The death of the main income earner for a family can devastate the family financially. This must be prevented and one way is to purchase life insurance for the person earning the income.

There are two types of insurance for this purpose:
1. Term Insurance – better for younger people interested in insuring a fixed period of time (10 or 20 years) at the lowest cost possible. Automatically renews at higher rates for another term every 10 or 20 years. Coverage expires by age 80 or 85 though premiums can be quite costly as you approach your later years.

2. Permanent Insurance – good for all ages, costs a bit more initially, provides insurance for a lifetime, less expensive than term insurance in the long run.

A Family CFO’s philosophy is that all personal financial decisions are linked and that by seeing your financial “big picture” that it will lead to better financial decision making overall.

How much insurance do you need? 

The generally accepted rule is that you should buy 10 times your income. So if you earn $50,000 per year, buy $50,000 x 10 = $500,000 of life insurance. This $500,000 will provide an income to your survivors, pay your funeral costs and pay down your debts, leaving the family with more income and fewer costs. 

Insurance to Minimize Income Taxes on your Death

At death, income taxes are now due on the entire value of your RRSP, RRIF and on the growth of your investment portfolio. Your RRSP or RRIF alone, if valued at $500,000, will trigger income taxes up to $225,000.

Life insurance pays out tax free on death and this money can be used to pay the taxes, leaving your heirs with a larger inheritance.

There are two types of insurance for this purpose:

1. Term to 100 Insurance – useful for people 40 to 100 who want a fixed premium for their lifetime and a simple policy to implement.

2. Permanent Life Insurance – useful for all ages; can actually be cheaper than term to 100; offers same fixed cost for your lifetime; offers extra opportunity to contribute more money into the policy and grow it tax free.
How much insurance do you need? 
As Chartered Accountants, let us calculate your estate taxes at no charge. Then we’ll know how much insurance you will need.  

Life Insurance to Save a Cottage or Business from Taxes on Death

A cottage that has been in your family for decades may trigger a six figure tax bill on your death. A family business that has been successful may trigger a million dollar tax bill on death. In either case, if your estate or family does not have the cash to pay the taxes, your estate may be forced to sell the cottage or business to pay the income taxes.

Life insurance is ideal for this situation. Purchase life insurance for the value of the taxes. Let the heirs pay the premiums. On death, the insurance payout is tax free and can be used to pay the taxes.

There are two types of insurance for this purpose:

1. Term to 100 Insurance – useful for people 40 to 100 who want a fixed premium for their lifetime and a simple policy to implement.

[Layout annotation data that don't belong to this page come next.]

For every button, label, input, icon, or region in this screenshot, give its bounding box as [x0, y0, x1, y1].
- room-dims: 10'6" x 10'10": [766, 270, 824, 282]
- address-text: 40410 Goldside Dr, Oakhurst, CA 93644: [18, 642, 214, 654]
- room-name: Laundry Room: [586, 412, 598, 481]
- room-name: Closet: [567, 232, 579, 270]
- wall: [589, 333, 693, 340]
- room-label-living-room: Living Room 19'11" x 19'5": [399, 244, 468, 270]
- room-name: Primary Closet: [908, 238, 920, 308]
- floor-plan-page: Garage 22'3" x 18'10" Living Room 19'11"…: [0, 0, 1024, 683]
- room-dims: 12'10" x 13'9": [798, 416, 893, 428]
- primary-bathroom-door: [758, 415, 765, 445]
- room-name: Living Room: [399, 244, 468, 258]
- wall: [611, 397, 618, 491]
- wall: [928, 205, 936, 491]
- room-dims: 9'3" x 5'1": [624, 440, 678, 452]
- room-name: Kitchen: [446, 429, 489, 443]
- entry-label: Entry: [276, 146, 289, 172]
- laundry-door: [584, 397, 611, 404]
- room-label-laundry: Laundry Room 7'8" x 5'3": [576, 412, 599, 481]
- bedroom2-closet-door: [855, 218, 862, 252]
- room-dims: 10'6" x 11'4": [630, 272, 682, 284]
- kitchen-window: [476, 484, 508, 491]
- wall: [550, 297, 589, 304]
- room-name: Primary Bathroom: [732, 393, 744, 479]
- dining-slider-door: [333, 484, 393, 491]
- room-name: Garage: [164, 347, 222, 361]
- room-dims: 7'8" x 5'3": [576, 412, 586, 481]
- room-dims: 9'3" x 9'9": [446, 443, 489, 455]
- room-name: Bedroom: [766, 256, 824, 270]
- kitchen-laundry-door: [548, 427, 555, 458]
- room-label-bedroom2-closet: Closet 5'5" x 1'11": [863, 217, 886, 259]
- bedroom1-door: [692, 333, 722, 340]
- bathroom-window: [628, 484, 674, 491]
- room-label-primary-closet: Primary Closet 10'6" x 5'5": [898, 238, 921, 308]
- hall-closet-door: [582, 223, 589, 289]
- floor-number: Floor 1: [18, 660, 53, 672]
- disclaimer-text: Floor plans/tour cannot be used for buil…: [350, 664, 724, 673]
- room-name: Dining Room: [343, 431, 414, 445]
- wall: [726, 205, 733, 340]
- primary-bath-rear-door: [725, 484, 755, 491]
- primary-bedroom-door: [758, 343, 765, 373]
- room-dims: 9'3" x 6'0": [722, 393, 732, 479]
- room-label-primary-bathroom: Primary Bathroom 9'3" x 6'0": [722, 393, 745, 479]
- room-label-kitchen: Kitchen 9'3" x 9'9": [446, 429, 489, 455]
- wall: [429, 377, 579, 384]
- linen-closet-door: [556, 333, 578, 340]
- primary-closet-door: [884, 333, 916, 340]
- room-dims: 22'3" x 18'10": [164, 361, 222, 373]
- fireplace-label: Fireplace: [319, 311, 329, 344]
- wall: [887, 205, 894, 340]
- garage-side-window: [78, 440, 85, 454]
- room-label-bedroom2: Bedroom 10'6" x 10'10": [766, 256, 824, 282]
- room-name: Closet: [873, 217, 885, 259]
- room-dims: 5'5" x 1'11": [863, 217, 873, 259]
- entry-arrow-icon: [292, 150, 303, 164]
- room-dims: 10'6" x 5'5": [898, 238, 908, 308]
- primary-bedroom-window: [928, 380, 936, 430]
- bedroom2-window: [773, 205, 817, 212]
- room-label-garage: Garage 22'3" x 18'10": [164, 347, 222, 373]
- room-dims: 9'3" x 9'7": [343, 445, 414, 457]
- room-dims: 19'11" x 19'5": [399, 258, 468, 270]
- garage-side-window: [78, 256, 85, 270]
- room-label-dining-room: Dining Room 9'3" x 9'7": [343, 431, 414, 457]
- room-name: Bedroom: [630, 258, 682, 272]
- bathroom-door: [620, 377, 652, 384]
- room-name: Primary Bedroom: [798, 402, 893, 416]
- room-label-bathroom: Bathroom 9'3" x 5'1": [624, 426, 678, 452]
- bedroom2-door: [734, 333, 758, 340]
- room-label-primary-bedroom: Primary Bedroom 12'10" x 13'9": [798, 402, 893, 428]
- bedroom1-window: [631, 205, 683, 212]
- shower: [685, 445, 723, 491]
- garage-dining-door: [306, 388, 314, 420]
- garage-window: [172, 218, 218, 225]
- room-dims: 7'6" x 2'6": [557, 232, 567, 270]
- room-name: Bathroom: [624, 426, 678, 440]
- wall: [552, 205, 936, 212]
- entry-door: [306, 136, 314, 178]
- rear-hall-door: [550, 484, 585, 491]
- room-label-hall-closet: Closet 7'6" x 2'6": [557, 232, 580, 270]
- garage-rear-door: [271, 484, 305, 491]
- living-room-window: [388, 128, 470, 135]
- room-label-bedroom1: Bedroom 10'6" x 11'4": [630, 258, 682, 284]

2. Permanent Life Insurance – useful for all ages; can actually be cheaper than term to 100; offers same fixed cost for your lifetime; offers extra opportunity to contribute more money into the policy and grow it tax free.  

Life Insurance to Grow your Wealth

After paying your debts off and maximizing your RRSP & TFSA, contributing to a permanent life insurance policy can be your next best strategy to build wealth and minimize taxes.

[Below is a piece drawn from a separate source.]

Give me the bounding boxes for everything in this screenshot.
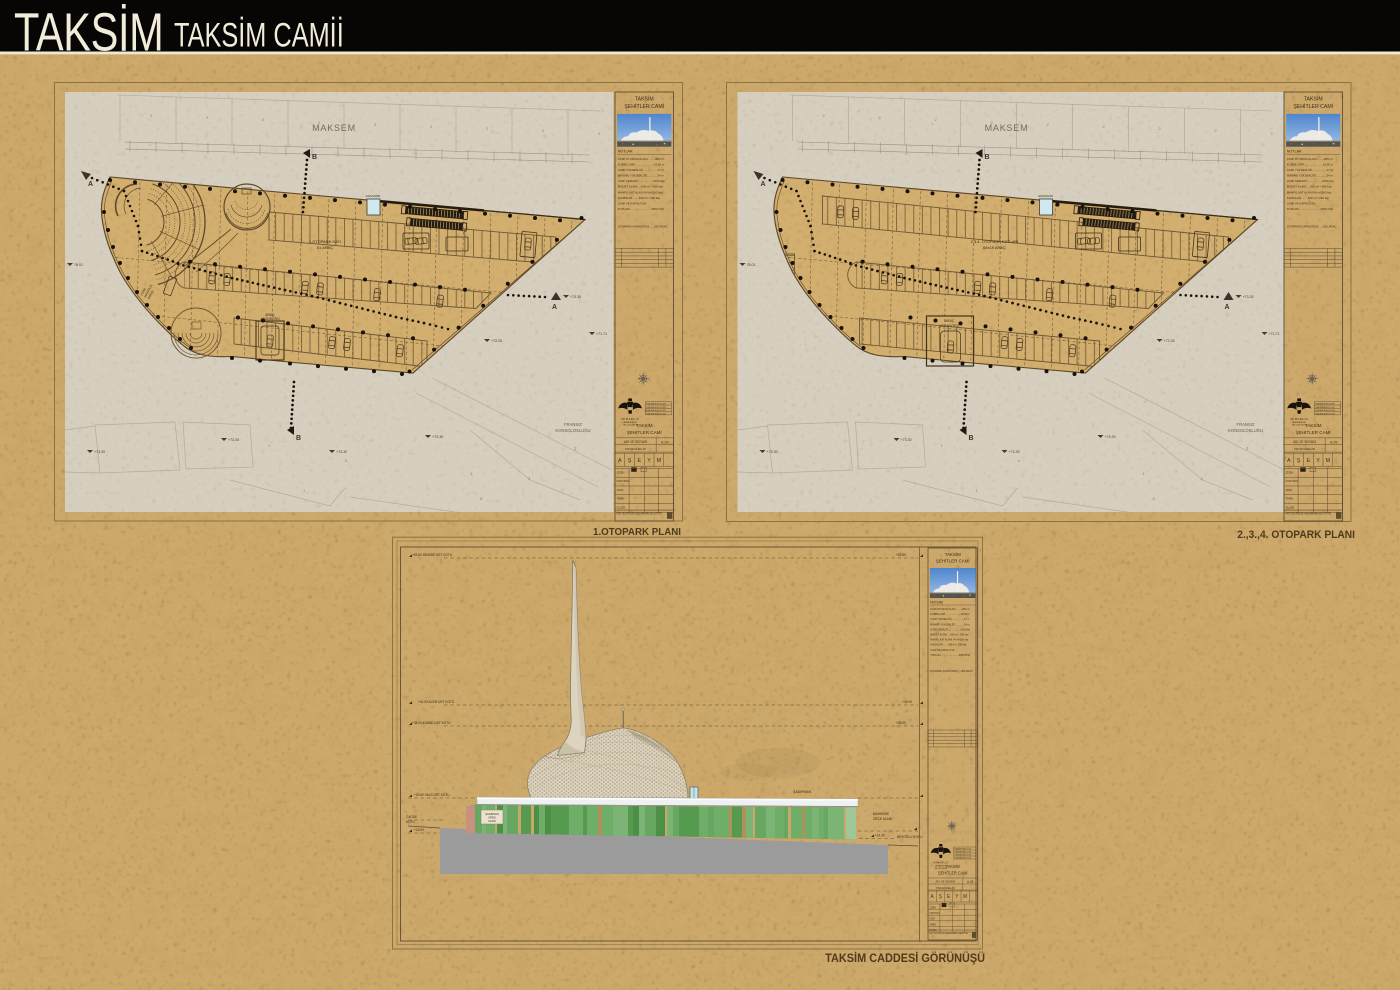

With every premium dollar, part of it goes to pay the cost of insurance and part of it is invested in an investment side fund. This investment side fund is never taxed as long as the money stays within the contract until death. Otherwise, taxes may be triggered if the money is withdrawn or leveraged – it grows tax free and pays out tax free on death. This powerful method of growth can leave your heirs with more after-tax wealth than if you just invest money in a bond or GIC on your own. 

Insurance for Children or Grandchildren

Buying life insurance on the life of a child can accomplish several goals:

1. Transfer some of your net worth tax free and without probate fees to the child on your death.
2. Provide life insurance for the child’s life at a very low cost and saving the child from ever having to buy their own.
3. If you build up a $50,000 cash value inside the policy when the child is age 18, the child can cash in the policy and use the money to pay for post secondary education costs.
4. It secures your child’s insurability while they are young and healthy.  

Use Life Insurance for Supplemental Retirement Income

We would all like more cash flow in retirement, and we would all like to pay less income tax. A permanent life insurance policy can accomplish both goals.

Buy a permanent life insurance policy today. Deposit extra cash into the investment side fund. This side fund grows tax free, compounding growth at a faster rate than you could on your own.

In retirement, draw down your investment side fund as a loan. A loan is not income and therefore, not taxable to you. Depending on how the monies are leveraged (i.e. with the policy as collateral for a bank loan, or as a policy loan through the insurance company), there may be tax consequences. If it is a bank loan, then there is no taxation, however, if the monies are borrowed against the policy, they will be fully taxed as income once the Adjusted Cost Base (ACB) equals zero.

On death, when the insurance policy pays out, the loan will be repaid and your estate will receive the net proceeds. This extra retirement income attracts no income taxes and will not claw back your Old Age Security benefits.